Por Paulo Moreira Leite
Havia
quem dissesse que, sem a presença de militares nas ruas, como no clichê das
quarteladas da América Latina, a expressão “golpe” perdia conexão com a
realidade. Fatos mostram que não é bem assim
A
presença do capitão do Exército William Pina Botelho, infiltrado entre um grupo
de manifestantes presos em São Paulo durante protesto de 4 de setembro, não
pode ser tratada como um episódio banal da conjuntura. Envolve um fato grave,
que deve ser apurado e esclarecido, pois diz respeito às liberdades e direitos
fundamentais de todo cidadão brasileiro.
A
pergunta a ser esclarecida é básica: o capitão agia por conta própria ou
obedecia a superiores? Neste caso, quem eram? O que pretendiam?
Numa
situação política inteiramente diferente, a incapacidade de responder com
clareza a estas questões, após o atentado a bomba no Riocentro em 30 de abril
de 1981, antecipou a ruína do governo João Figueiredo, o último
presidente-general do período militar. O silêncio dos superiores e a impunidade
dos envolvidos colocou em risco o processo de democratização.
A
repetição da mesma atitude, 38 anos depois, tem implicações equivalentes, ainda
que a conjuntura seja outra, não custa repetir, ainda que a delicadeza do
momento não possa ser ignorada. Mais uma vez, o silêncio e o segredo implicam
em proteger ações que podem — escrevi podem — representar uma ameaça a
democracia.
Em
1981, o país vivia sob uma ditadura. No Brasil de 2016, vigora a Constituição
de 1988, onde se informa, no artigo 5 que:
“Todos
podem reunir-se pacificamente, sem armas, em locais abertos ao público,
independentemente de autorização, desde que não frustrem outra reunião
anteriormente convocada para o mesmo local, sendo apenas exigido prévio aviso à
autoridade competente”.
Essa
afirmação cristalina implica no seguinte. Sem uma boa explicação para a
presença de um capitão do Exército entre jovens que exerciam o direito
constitucional de “reunir-se pacificamente” para protestar contra o golpe de 31
de agosto, estamos diante de um ato subversivo e ilegal.
Uma
das novidades essenciais da Constituição de 1988 é a subordinação das Forças
Armadas ao poder civil, expressão da soberania popular. Elas podem atuar na
defesa da ordem interna — mas a mando do Presidente da República, o que torna o
esclarecimento da linha de comando uma questão fundamental.
Todo
Estado nacional tem a obrigação de defender os interessesdo país e os direitos
de sua população, atividade que, no mundo inteiro, implica na existência de um
serviço secreto, com várias ramificações.
Para
evitar abusos e distorções, que em determinadas circunstâncias podem colocar a
própria democracia e os direitos dos cidadãos em risco, esse trabalho deve ser
monitorado e seus responsáveis devem prestar contas à sociedade.

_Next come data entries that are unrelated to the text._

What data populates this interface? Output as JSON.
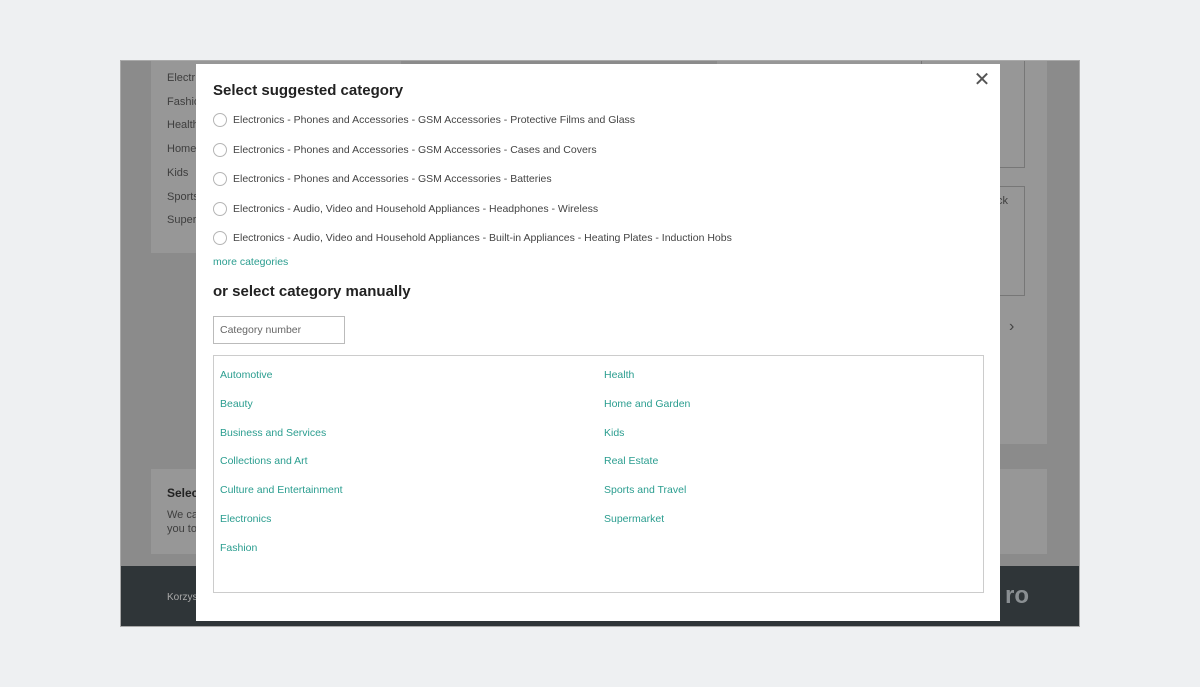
{
  "background": {
    "sidebar_items": [
      "Electr",
      "Fashio",
      "Health",
      "Home",
      "Kids",
      "Sports",
      "Super"
    ],
    "select_heading": "Selec",
    "select_text": [
      "We ca",
      "you to"
    ],
    "right_card_text": "ck",
    "footer_text": "Korzys",
    "footer_logo": "ro",
    "next_icon": "chevron-right-icon"
  },
  "modal": {
    "close_icon": "close-icon",
    "suggested_title": "Select suggested category",
    "suggestions": [
      "Electronics - Phones and Accessories - GSM Accessories - Protective Films and Glass",
      "Electronics - Phones and Accessories - GSM Accessories - Cases and Covers",
      "Electronics - Phones and Accessories - GSM Accessories - Batteries",
      "Electronics - Audio, Video and Household Appliances - Headphones - Wireless",
      "Electronics - Audio, Video and Household Appliances - Built-in Appliances - Heating Plates - Induction Hobs"
    ],
    "more_link": "more categories",
    "manual_title": "or select category manually",
    "category_input": {
      "value": "",
      "placeholder": "Category number"
    },
    "categories_left": [
      "Automotive",
      "Beauty",
      "Business and Services",
      "Collections and Art",
      "Culture and Entertainment",
      "Electronics",
      "Fashion"
    ],
    "categories_right": [
      "Health",
      "Home and Garden",
      "Kids",
      "Real Estate",
      "Sports and Travel",
      "Supermarket"
    ],
    "link_color": "#2a9d8f"
  }
}
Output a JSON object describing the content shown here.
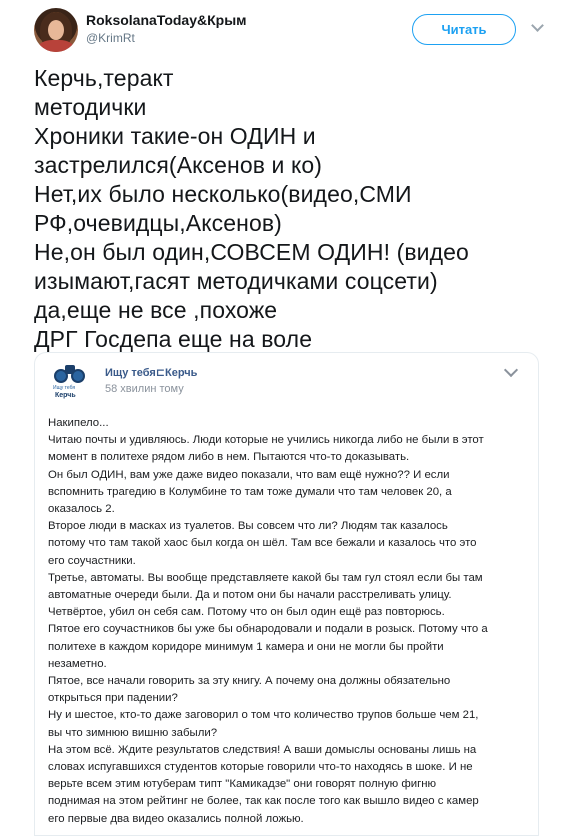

Não é preciso,
obviamente, revelar segredos nem dados que devem permanecer na condição de
confidenciais.
Mas
é necessário conhecer e debater a orientação que recebem, as prioridades que
obedecem, os métodos de trabalho que utilizam. A prestação de contas da CIA ao
Congresso norte-americano é um ritual permanente da vida política de
Washington. O mesmo ocorre em outros países.
A
infiltração de um cidadão em determinada atividade pode ser legítima, do ponto
de vista dos direitos do cidadão, quando se destina a impedir crimes.
Mas
pode se transformar numa ação condenável, quando não tem amparo legal.
Também
podem produzir coisa muito pior, como acontecia com agentes infiltrados em
organizações de esquerda sob o regime militar, que encaminhavam militantes para
a tortura e a morte.
O
caso Riocentro é um exemplo típico de um grau mais avançado de periculosidade
que se pode atingir, numa situação inteiramente fora de controle. Foi uma
provocação montada por um grupo de militares, inclusive um oficial,
interessados em bloquear o processo de democratização, a partir de um atentado
à bomba que faria um número incalculável de vítimas, presentes a um show de 1
de maio.
O
episódio mostra que a transparência é tão necessária como o segredo. Se podem
ser úteis para os interesses do país, essas atividades são um meio clássico de
criminalizar militantes patrióticos e combativos, que têm todo direito de se
manifestar, e não podem ser alvo de armadilhas e truques destinados a
justificar medidas punitivas.
Quem
garante que as facas de cozinha e outros objetos cortantes que hoje são
exibidos regulamente pela TV depois de toda manifestação não fazem parte de uma
clássica plantação policial destinadas a confundir e condenar inocentes?
Lembrando
a ressalva “sem armas”, incluida no artigo 5 da Constituição mencionado
parágrafos acima, o truque parece uma providência obvia para dar uma grosseira
fachada de legalidade prisões e detenções, vamos combinar.
Nada
garante, por outro lado, que outras denúncias, infinitamente temerárias, não possam
vir ser fabricadas no futuro.
A
investigação sobre o atentado de 1981 foi um exercício típico de uma ditadura
em fase apodrecida, quando se tornara incapaz de produzir mentiras críveis.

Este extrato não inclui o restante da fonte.